The imposition of £1,300 of compensation and costs, the court was told, would cause the defendant “significant hardship”.
District Judge Ken Sheraton gave Ditchfield a 12-month conditional discharge and told her to pay £650 compensation. There was no order for costs or victim surcharge.
She had said at the time of her arrest: “They watched while the spray painting happened and didn't arrest me. "They then contacted me a couple of days later to ask me in for a chat and I had an interview under caution.
“They called me back in to charge me.”
Extinct Rebellion issued the statement that Ditchfield said she had given to police after being questioned.

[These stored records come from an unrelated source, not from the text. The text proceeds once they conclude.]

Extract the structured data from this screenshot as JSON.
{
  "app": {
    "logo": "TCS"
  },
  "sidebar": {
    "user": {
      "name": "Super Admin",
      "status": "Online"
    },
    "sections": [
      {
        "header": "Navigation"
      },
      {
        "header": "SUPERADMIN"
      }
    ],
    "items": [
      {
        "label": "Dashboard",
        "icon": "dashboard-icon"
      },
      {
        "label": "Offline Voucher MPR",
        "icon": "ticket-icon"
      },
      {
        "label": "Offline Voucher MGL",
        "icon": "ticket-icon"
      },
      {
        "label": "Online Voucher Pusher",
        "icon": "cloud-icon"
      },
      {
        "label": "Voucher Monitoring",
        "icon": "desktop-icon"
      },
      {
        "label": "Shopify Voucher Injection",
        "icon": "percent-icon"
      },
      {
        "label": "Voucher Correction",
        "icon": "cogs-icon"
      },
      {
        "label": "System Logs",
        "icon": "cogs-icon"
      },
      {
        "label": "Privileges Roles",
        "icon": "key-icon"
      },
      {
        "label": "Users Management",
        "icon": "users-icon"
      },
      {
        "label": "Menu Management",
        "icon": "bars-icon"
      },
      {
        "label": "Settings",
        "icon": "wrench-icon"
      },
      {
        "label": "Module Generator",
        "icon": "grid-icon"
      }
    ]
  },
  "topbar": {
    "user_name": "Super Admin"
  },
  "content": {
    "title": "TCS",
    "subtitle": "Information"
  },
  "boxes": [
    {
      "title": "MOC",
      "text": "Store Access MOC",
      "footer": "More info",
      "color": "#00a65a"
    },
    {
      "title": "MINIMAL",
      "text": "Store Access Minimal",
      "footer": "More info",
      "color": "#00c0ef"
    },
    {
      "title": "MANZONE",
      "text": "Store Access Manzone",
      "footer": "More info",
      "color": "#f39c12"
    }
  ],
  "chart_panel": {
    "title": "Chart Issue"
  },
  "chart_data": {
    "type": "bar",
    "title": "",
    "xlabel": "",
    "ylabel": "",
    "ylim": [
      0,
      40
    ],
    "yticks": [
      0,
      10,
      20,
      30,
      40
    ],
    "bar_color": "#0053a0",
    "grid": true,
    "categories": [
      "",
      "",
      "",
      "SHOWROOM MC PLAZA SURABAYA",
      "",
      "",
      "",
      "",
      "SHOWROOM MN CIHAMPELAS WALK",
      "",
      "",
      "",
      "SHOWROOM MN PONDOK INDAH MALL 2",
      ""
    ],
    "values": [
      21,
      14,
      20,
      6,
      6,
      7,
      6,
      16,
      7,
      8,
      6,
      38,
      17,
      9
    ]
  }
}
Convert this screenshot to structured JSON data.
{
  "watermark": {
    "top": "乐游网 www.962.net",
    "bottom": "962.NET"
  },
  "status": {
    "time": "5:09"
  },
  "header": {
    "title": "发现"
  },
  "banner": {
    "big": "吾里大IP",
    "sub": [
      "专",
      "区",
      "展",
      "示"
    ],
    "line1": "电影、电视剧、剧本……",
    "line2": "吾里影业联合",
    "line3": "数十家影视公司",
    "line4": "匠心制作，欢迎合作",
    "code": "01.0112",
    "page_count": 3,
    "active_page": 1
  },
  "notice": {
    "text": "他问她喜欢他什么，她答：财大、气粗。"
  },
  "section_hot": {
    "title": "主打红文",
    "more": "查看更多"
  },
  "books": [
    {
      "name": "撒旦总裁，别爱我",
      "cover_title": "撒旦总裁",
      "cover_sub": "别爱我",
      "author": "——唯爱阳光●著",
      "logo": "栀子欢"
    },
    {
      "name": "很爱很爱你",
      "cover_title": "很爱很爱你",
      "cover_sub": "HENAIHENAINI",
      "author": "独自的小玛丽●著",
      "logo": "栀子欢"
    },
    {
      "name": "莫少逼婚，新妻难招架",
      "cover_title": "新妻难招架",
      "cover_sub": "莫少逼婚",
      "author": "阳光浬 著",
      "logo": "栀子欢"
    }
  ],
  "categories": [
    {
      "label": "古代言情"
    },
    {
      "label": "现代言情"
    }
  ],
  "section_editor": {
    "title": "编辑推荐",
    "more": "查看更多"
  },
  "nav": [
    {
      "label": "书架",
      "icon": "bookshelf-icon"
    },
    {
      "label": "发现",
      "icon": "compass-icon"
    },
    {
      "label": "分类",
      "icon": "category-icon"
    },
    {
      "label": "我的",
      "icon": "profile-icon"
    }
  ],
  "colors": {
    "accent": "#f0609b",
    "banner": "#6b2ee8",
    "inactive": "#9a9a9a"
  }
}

"I would like to plead guilty to criminally damaging the world.”
She said she did this “by living a normal privileged lifestyle involving using flights and cars, eating the products of the meat & dairy industry and other foods produced unsustainably”.
She also bought “plastic products and consumer electronics, unsustainable supermarket products, and I ask to be charged with all of that rather than focusing on one alleged specific incident involving a single building entrance.
“Even though I have cut down gradually on these activities, over my lifetime I have caused a huge amount of criminal damage in the world.”
She added: “My crime however was joint enterprise.
“I would like to request that the county council, and all levels of government up to Her Majesty be charged alongside me”.
She suggested the offences would be “criminal damage to the planet; breaking the social contract to protect our life and security, recklessly endangering life in Micronesia, Bangladesh, Afrika and among many of the world’s poorest peoples as well as all of our children’s grandchildren”.